Mon Apr 14 14:35:11 PDT 2025

On 14/04/2025 10:25, Maurizio Lombardi wrote:
> On Mon Apr 14, 2025 at 12:44 AM CEST, Sagi Grimberg wrote:
>>
>> On 04/04/2025 11:28, Maurizio Lombardi wrote:
>>> There is a potential race condition that can occur if
>>> the target closes the socket while the host is in the CONNECTING state.
>>>
>>> If the socket's state changes to TCP_CLOSE, the nvme_tcp_state_change()
>>> function is invoked. However, nvme_tcp_error_recovery() is unable
>>> to transition the controller state to NVME_CTRL_RESETTING because
>>> the controller is still in the CONNECTING state. As a result, error
>>> recovery is bypassed, and the controller incorrectly transitions
>>> to the LIVE state with closed sockets.
>> I think that the issue is that the controller moves to LIVE state - it
>> shouldn't.
>> However its not clear where this happens.
>>
>>> Subsequent attempts by the host to communicate with the target
>>> will result in an infinite loop.
>>>
>>> Fix the bug by initiating the error recovery process to correctly
>>> handle the disconnection in case we missed this event
>>> while transitioning from CONNECTING to LIVE.
>> The problem is in the initial connect - here there is no error recovery
>> and we want to propagate the error to the user.

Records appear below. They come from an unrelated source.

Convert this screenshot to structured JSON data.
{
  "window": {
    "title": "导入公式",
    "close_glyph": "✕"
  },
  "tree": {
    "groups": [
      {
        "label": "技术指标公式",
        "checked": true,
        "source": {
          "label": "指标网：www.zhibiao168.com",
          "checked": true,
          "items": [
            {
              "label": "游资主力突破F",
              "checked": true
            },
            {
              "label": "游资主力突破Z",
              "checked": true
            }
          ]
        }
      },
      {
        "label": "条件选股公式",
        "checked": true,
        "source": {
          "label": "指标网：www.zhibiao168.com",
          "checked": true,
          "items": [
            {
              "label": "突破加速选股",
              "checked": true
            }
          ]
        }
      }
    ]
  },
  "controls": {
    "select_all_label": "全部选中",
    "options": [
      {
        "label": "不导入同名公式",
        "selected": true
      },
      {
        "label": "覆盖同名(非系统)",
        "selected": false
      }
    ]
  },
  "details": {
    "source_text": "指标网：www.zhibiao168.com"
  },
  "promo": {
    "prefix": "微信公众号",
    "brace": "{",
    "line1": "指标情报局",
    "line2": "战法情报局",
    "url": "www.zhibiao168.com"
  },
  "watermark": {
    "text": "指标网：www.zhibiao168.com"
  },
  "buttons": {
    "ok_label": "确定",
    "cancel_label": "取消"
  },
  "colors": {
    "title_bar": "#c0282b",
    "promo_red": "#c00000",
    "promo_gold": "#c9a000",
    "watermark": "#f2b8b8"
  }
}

> Maybe there are other problems that I've not found, but this race
> condition definitely exists.
> This can be reproduced by deleting the port, target-side, with nvmetcli
> just after the connection has been estabilished, before the controller
> goes LIVE.
> Yes, it's quite hard to hit it in practice, but if you want to see it
> yourself, a small sleep in the right place in the host driver will
> help you.

I see the issue, but we need to make sure that if the connection closes 
before
the controller finished establishing, then it cleans up correctly. 
Because at some
point in the past - it wasn't the case. Things have changed in that path 
so it might
be ok now... Just need to check. I'd trigger the race while the admin 
queue is establishing, as well
as in the middle of the sequence of IO queues are establishing.